As mentioned before, if your taxable is so much greater than your emergency fund that the inclusion of the latter doesn't move the needle on desired AA then sure, roll it together (but honestly at that point it doesn't matter much what you do). But for people who aren't at that point the bucketing approach still seems much easier/simpler. (Unless you consider your risk tolerance/investment horizon the exact same for a EF vs. your retirement taxable)

I still don't understand why bother to add stocks to your EF and then inflate it, when you could use a an appropriate risk allocation and use the additional money to add to your main AA (retirement targeted).
What stops your from having a 3 portion AA (stocks, long term bonds and short term investments) and sell them accordingly when the need appears.

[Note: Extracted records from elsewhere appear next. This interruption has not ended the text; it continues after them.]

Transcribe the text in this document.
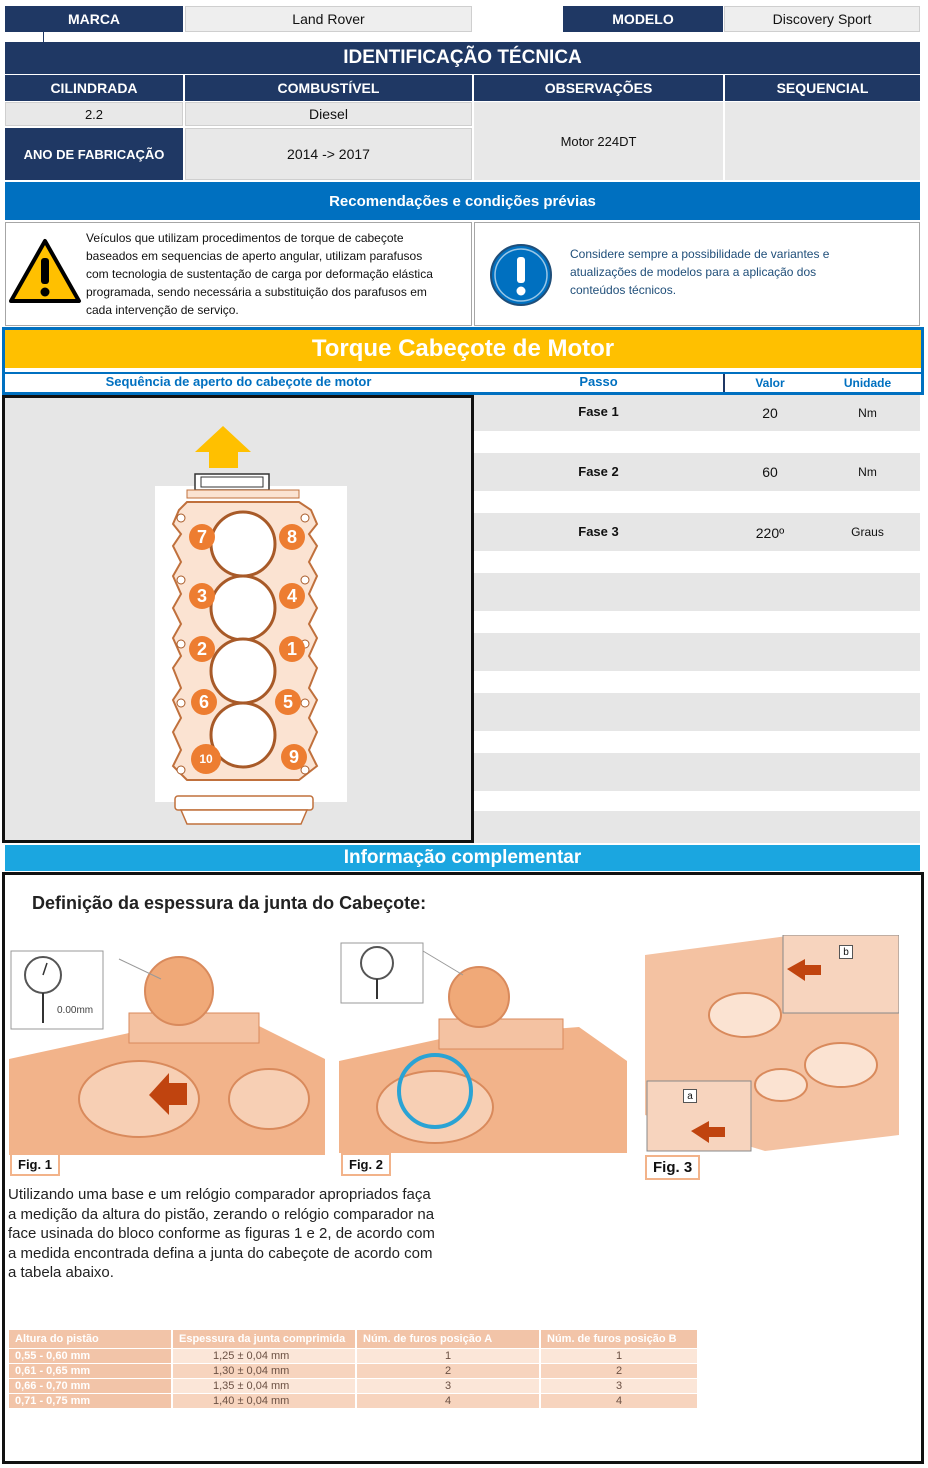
MARCA	Land Rover	MODELO	Discovery Sport
IDENTIFICAÇÃO TÉCNICA
CILINDRADA	COMBUSTÍVEL	OBSERVAÇÕES	SEQUENCIAL
2.2	Diesel
Motor 224DT
ANO DE FABRICAÇÃO	2014 -> 2017
Recomendações e condições prévias
Veículos que utilizam procedimentos de torque de cabeçote
baseados em sequencias de aperto angular, utilizam parafusos
com tecnologia de sustentação de carga por deformação elástica
programada, sendo necessária a substituição dos parafusos em
cada intervenção de serviço.
Considere sempre a possibilidade de variantes e
atualizações de modelos para a aplicação dos
conteúdos técnicos.
Torque Cabeçote de Motor
Sequência de aperto do cabeçote de motor	Passo	Valor	Unidade
7	8
3	4
2	1
6	5
10	9
Fase 1	20	Nm
Fase 2	60	Nm
Fase 3	220º	Graus
Informação complementar
Definição da espessura da junta do Cabeçote:
0.00mm
Fig. 1	Fig. 2
b
a
Fig. 3
Utilizando uma base e um relógio comparador apropriados faça
a medição da altura do pistão, zerando o relógio comparador na
face usinada do bloco conforme as figuras 1 e 2, de acordo com
a medida encontrada defina a junta do cabeçote de acordo com
a tabela abaixo.
Altura do pistão	Espessura da junta comprimida	Núm. de furos posição A	Núm. de furos posição B
0,55 - 0,60 mm	1,25 ± 0,04 mm	1	1
0,61 - 0,65 mm	1,30 ± 0,04 mm	2	2
0,66 - 0,70 mm	1,35 ± 0,04 mm	3	3
0,71 - 0,75 mm	1,40 ± 0,04 mm	4	4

If one asset is down sell the other... it goes in the direction of rebalancing.
How would that work if a persons taxable savings was 30k (with a 30 year investment horizon) and their ef was 30k?

You would have to adjust your overall AA to manage risk - and every time you contribute to your savings (with a longer investment horizon than the ef) you would have go recompute your target aa. If you bucketed the two funds this would happen implicitly.

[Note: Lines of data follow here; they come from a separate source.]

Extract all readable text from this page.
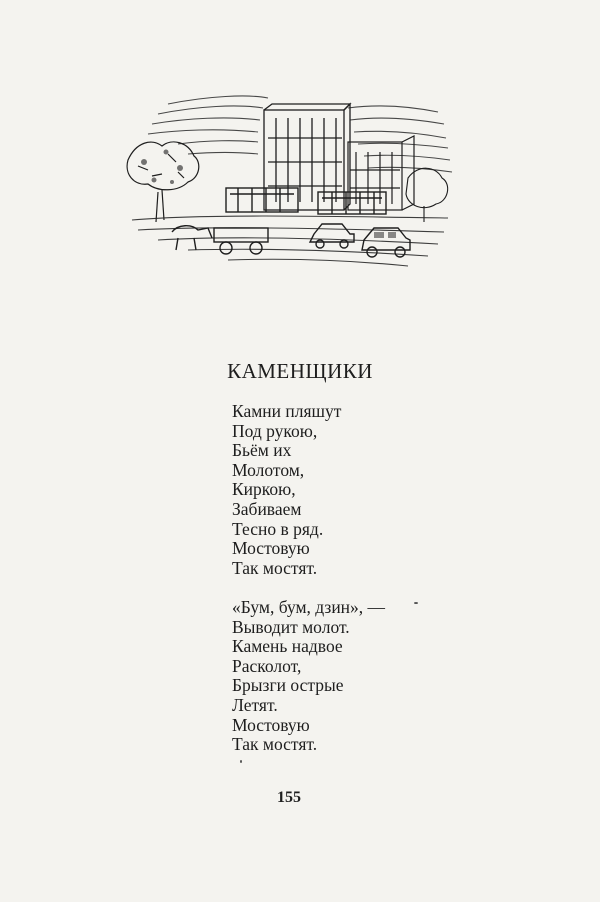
КАМЕНЩИКИ
Камни пляшут
Под рукою,
Бьём их
Молотом,
Киркою,
Забиваем
Тесно в ряд.
Мостовую
Так мостят.
«Бум, бум, дзин», —
Выводит молот.
Камень надвое
Расколот,
Брызги острые
Летят.
Мостовую
Так мостят.
155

Once your EF does't move the needle on your savings AA (when the latter is much larger) then that strat is fine if one prefers it - doesn't make a big difference either way at that point.
So the problem is the obsession over AA? AA is a guideline. It should change as your conditions change (and if market changes if you ask me).
Is it that hard to have an AA made of 30K cash and 70/30 for the rest? You fill the EF part and then keep contributing to the LT one.
Even the partition EF/LT is also mental accounting. There are 3 asset classes and all of them can be used in an emergency, not only the cash. If I were laid off 3 months ago I would have sold stocks because they were very appreciated instead of using the cash. Now I might use cash because stocks are down.
I think keeping the EF as a separate bucket (when it's not a trivial percentage of your retirement taxable assets) makes sense, no disagreement there. I think the 30k as cash, and a retirement horizon AA for the rest is great as a default/baseline.

So then we come to the proposition brought up by vinevize, using a conservative asset allocation for your EF (potentially with slight overfunding to account for volatility) - this could be considered a potential evolution of the the above. There are tradeoffs there, so it's not for everyone, but I think there are valid arguments for it (that were laid out in the op)

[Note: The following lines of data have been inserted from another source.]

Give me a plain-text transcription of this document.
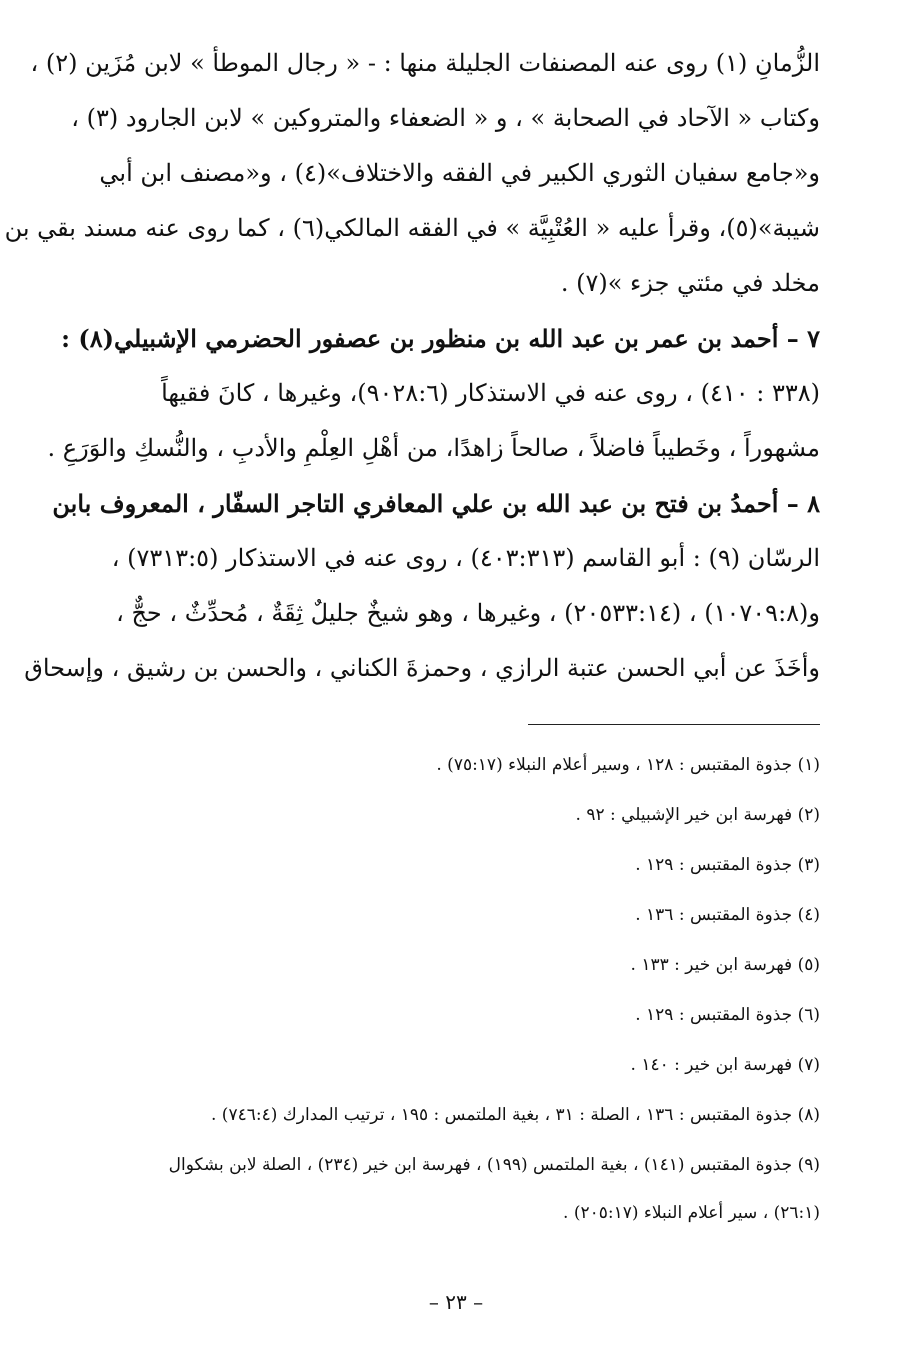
الزُّمانِ (١) روى عنه المصنفات الجليلة منها : - « رجال الموطأ » لابن مُزَين (٢) ،
وكتاب « الآحاد في الصحابة » ، و « الضعفاء والمتروكين » لابن الجارود (٣) ،
و«جامع سفيان الثوري الكبير في الفقه والاختلاف»(٤) ، و«مصنف ابن أبي
شيبة»(٥)، وقرأ عليه « العُتْبِيَّة » في الفقه المالكي(٦) ، كما روى عنه مسند بقي بن
مخلد في مئتي جزء »(٧) .
٧ – أحمد بن عمر بن عبد الله بن منظور بن عصفور الحضرمي الإشبيلي(٨) :
(٣٣٨ : ٤١٠) ، روى عنه في الاستذكار (٩٠٢٨:٦)، وغيرها ، كانَ فقيهاً
مشهوراً ، وخَطيباً فاضلاً ، صالحاً زاهدًا، من أهْلِ العِلْمِ والأدبِ ، والنُّسكِ والوَرَعِ .
٨ – أحمدُ بن فتح بن عبد الله بن علي المعافري التاجر السفّار ، المعروف بابن
الرسّان (٩) : أبو القاسم (٤٠٣:٣١٣) ، روى عنه في الاستذكار (٧٣١٣:٥) ،
و(١٠٧٠٩:٨) ، (٢٠٥٣٣:١٤) ، وغيرها ، وهو شيخٌ جليلٌ ثِقَةٌ ، مُحدِّثٌ ، حجٌّ ،
وأخَذَ عن أبي الحسن عتبة الرازي ، وحمزةَ الكناني ، والحسن بن رشيق ، وإسحاق
(١) جذوة المقتبس : ١٢٨ ، وسير أعلام النبلاء (٧٥:١٧) .
(٢) فهرسة ابن خير الإشبيلي : ٩٢ .
(٣) جذوة المقتبس : ١٢٩ .
(٤) جذوة المقتبس : ١٣٦ .
(٥) فهرسة ابن خير : ١٣٣ .
(٦) جذوة المقتبس : ١٢٩ .
(٧) فهرسة ابن خير : ١٤٠ .
(٨) جذوة المقتبس : ١٣٦ ، الصلة : ٣١ ، بغية الملتمس : ١٩٥ ، ترتيب المدارك (٧٤٦:٤) .
(٩) جذوة المقتبس (١٤١) ، بغية الملتمس (١٩٩) ، فهرسة ابن خير (٢٣٤) ، الصلة لابن بشكوال
(٢٦:١) ، سير أعلام النبلاء (٢٠٥:١٧) .
– ٢٣ –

My only point of argument with the discussion here (and apologies if I misinterpreted your post) was the notion that it makes more sense to roll some or all of the EF into your retirement AA. For people with a 5 figure EF and 7 figure taxable retirement AA absolutely that's fine. But if you are in the early accumulation stage I believe it's just much simpler to bucket it. Consider a person who wanted a 20/80 AA for their EF (30k), and a 90/10 allocation for their retirement taxable AA (30k). So they start out with 6k equities / 24k bonds for the EF and 27k equities / 3k bonds for retirement. Or 33k/27k. Now their next paycheck comes in, what do they purchase to maintain their AA? As part of the calculations you have to back out the 20/80 (30k) EF portion first. Pretty trivial sure, but just seems pointless you you can keep it in two separate buckets to begin with?

I agree,not a big difference, but I wasn't arguing it was wrong, I was arguing that the bucketing approach wasn't wrong.